Kabahat Şehriban'da...
Şehriban... 37 yaşında. Evli. 5 çocuk anası. Müşfik bir kocası, evlatlarının üzerine bina ettiği huzurlu bir yuvası vardı. Ağustos. Geçen sene. 6 maganda, aralarındaki husumet nedeniyle taşlı-sopalı kavga ederken, eller bellere atıldı, tabancalar patladı... Adres sormayan kurşunlardan biri, tesadüfen oradan geçmekte olan ve hadiseyle hiç alakası olmayan Şehriban'ın beline saplandı. Felç etti.

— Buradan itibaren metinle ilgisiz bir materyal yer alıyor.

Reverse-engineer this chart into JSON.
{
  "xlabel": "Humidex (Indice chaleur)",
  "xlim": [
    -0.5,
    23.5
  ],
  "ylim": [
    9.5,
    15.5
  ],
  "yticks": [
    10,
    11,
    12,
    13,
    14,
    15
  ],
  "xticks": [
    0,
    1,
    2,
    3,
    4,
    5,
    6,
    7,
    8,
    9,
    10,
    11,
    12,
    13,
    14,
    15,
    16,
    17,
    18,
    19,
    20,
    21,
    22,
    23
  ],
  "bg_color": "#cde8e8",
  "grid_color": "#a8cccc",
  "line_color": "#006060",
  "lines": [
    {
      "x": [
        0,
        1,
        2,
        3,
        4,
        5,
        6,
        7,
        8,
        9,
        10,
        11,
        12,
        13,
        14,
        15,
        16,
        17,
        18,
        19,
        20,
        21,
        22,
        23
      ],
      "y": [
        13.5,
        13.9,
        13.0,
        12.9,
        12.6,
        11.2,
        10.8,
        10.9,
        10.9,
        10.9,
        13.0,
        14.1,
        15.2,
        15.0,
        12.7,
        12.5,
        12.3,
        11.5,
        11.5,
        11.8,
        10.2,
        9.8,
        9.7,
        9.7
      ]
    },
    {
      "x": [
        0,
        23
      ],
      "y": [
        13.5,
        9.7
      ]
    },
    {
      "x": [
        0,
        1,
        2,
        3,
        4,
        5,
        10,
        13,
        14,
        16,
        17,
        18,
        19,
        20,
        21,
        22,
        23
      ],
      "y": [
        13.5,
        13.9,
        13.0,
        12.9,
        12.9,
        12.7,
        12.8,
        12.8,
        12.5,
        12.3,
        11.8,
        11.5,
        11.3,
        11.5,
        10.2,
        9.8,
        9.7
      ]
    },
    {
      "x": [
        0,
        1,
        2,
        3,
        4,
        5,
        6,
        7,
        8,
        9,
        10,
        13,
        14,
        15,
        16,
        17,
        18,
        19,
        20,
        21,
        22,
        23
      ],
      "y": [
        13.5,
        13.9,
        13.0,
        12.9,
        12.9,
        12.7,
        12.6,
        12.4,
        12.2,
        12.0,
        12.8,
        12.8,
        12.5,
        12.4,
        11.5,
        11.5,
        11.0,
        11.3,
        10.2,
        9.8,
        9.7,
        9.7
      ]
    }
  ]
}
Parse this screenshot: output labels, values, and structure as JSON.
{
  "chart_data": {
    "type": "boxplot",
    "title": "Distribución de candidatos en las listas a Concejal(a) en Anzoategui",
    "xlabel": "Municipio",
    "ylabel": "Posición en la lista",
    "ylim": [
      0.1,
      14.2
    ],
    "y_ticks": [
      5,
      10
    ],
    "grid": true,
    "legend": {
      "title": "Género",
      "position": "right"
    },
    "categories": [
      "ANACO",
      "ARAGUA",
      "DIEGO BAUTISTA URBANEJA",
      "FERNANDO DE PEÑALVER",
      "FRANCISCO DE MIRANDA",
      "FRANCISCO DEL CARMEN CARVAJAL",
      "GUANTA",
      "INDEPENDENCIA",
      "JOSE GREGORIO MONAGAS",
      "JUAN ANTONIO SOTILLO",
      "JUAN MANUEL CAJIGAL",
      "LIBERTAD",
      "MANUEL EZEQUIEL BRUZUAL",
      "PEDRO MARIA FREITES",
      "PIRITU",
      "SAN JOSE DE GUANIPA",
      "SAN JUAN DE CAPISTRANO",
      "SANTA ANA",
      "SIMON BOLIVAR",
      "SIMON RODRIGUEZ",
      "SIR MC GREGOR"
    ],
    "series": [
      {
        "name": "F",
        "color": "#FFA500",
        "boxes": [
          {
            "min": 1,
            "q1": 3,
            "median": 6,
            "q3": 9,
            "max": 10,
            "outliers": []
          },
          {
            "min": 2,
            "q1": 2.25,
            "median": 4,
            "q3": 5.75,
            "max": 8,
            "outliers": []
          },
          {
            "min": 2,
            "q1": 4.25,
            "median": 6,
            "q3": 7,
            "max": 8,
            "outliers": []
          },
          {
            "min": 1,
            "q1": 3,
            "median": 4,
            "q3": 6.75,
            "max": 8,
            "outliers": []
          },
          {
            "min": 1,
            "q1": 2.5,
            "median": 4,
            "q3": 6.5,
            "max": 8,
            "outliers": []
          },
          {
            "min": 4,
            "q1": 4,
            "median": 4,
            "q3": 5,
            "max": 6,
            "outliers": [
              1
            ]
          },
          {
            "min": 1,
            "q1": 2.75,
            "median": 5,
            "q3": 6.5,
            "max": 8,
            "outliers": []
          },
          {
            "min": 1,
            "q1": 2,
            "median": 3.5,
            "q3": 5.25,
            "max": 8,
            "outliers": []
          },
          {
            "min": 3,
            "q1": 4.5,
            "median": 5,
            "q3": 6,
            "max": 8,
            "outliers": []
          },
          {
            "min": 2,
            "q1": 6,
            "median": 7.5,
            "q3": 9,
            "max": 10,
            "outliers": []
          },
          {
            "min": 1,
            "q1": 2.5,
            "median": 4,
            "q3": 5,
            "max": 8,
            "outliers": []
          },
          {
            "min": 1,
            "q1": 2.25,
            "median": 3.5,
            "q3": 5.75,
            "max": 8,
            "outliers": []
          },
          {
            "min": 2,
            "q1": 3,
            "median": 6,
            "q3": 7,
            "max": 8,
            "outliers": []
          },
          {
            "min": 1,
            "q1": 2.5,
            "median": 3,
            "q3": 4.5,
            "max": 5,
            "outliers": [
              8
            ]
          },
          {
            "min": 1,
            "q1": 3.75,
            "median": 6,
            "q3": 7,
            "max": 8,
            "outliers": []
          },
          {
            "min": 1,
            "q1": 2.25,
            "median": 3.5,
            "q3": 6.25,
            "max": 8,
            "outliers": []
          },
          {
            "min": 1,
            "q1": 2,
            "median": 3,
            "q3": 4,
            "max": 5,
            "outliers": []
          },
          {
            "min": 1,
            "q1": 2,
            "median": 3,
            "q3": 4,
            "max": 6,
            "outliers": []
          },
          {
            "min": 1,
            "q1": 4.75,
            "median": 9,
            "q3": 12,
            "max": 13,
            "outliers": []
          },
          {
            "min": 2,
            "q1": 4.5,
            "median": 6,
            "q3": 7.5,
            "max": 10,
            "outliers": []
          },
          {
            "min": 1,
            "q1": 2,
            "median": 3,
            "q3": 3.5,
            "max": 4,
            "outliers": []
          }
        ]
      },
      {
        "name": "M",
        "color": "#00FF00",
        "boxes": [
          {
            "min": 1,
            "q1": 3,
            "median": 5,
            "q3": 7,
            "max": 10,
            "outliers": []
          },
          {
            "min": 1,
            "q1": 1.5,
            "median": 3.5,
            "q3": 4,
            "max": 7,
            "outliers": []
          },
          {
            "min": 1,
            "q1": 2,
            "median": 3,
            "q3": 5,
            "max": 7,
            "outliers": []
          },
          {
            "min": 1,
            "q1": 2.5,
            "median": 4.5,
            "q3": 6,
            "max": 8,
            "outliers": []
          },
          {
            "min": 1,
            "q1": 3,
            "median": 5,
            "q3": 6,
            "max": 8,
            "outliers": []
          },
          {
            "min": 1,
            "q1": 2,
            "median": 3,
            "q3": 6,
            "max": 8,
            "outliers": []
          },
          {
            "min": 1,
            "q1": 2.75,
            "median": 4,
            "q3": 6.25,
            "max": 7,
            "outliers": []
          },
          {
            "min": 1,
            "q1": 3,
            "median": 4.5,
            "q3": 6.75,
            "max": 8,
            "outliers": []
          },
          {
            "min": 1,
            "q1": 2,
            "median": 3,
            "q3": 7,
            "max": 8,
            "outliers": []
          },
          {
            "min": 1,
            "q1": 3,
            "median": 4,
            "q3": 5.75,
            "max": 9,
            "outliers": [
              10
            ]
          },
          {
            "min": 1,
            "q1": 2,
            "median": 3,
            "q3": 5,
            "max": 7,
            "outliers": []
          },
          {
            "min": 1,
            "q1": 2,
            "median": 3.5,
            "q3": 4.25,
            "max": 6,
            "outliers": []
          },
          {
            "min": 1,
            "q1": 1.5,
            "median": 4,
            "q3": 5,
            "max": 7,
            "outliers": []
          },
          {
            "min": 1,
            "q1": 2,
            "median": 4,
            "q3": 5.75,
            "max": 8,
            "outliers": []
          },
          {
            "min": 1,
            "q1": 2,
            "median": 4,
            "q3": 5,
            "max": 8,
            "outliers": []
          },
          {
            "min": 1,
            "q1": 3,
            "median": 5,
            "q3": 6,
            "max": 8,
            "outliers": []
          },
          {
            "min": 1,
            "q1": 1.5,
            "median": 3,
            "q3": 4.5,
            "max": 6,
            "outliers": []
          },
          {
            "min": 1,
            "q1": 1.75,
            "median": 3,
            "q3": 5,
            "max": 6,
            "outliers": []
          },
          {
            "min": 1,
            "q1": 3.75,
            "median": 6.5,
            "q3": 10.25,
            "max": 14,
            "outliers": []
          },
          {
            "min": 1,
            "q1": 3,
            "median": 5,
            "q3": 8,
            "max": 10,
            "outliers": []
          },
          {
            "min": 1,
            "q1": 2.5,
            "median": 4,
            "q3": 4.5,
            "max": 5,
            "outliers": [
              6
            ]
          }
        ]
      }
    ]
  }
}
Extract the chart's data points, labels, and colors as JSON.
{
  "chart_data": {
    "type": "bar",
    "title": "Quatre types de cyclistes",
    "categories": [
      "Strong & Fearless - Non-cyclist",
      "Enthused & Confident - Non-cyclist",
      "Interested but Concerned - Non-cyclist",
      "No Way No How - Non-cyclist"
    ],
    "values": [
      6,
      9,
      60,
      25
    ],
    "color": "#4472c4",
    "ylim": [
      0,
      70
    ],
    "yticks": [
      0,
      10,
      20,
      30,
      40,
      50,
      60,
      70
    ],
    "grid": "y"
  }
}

Ama öyle böyle değil... Parmağını bile kıpırdatamıyor. Çakıldı yatağa. Yakalandı vuranlar. Yargılandı. Ve, sadece 7 ay sonra bırakıldı. Bir ömre karşılık, 7 ay... İsyan etti Şehriban'ın kocası. Gitti adliyenin önüne, "adalet istiyorum, adalet... adalet bulmak için dağa mı çıkalım" diye bağırdı. Ayıp tabii... Suç hatta. Gözaltına alındı hemen. Terörle Mücadele Şubesi tarafından.
Terörist bir nevi.
Bana sorarsanız, Şehriban'ı da içeri tıkmak lazım... Hem, kurşuna belini uzatarak, yatağında müebbete mahkûm etti kendini. Hem de devletimizi zor durumda bıraktı.
Bir başka Ağustos günü... 1999. 7.4... 17 bin 510 insanımız öldü. 24 bin 286 insanımız yaralandı. Yuvalar yıkıldı. Aileler yokoldu. Sülaleler kurudu. İnsanların çoğu, evladının cesedini bile bulamadı. Kaç çocuk yetim kaldı, kaç çocuk öksüz, bilmiyoruz. Kaç sakat... Bilmiyoruz. 2 bin 200 dava açıldı. 7.5 yıl geçti. 2 bin 741 gün. Ve, dün süre doldu. Zamanaşımı oldu. Hani hep soruyorduk ya, "orda kimse var mı" diye... Yokmuş. Yırttılar. Hepsi. Ölenler öldüğüyle kaldı.
Tek pürüz var hukuken... Acılarımızın zamanaşımı ne zaman dolacak? O meçhul.
Özetle... 301'i değiştirin hanımlar, beyler. 301'i. TOBB'dan DİSK'e, TÜSİAD'tan Barolar Birliği'ne kadar... MÜSİAD, Ziraat Odaları Birliği, MemurSen, KamuSen, İKV, Mimarlar Odası, Eczacılar Birliği, Diş Hekimleri Birliği, KESK... Hepiniz... Ona kafa yorun. Tek sorun o çünkü.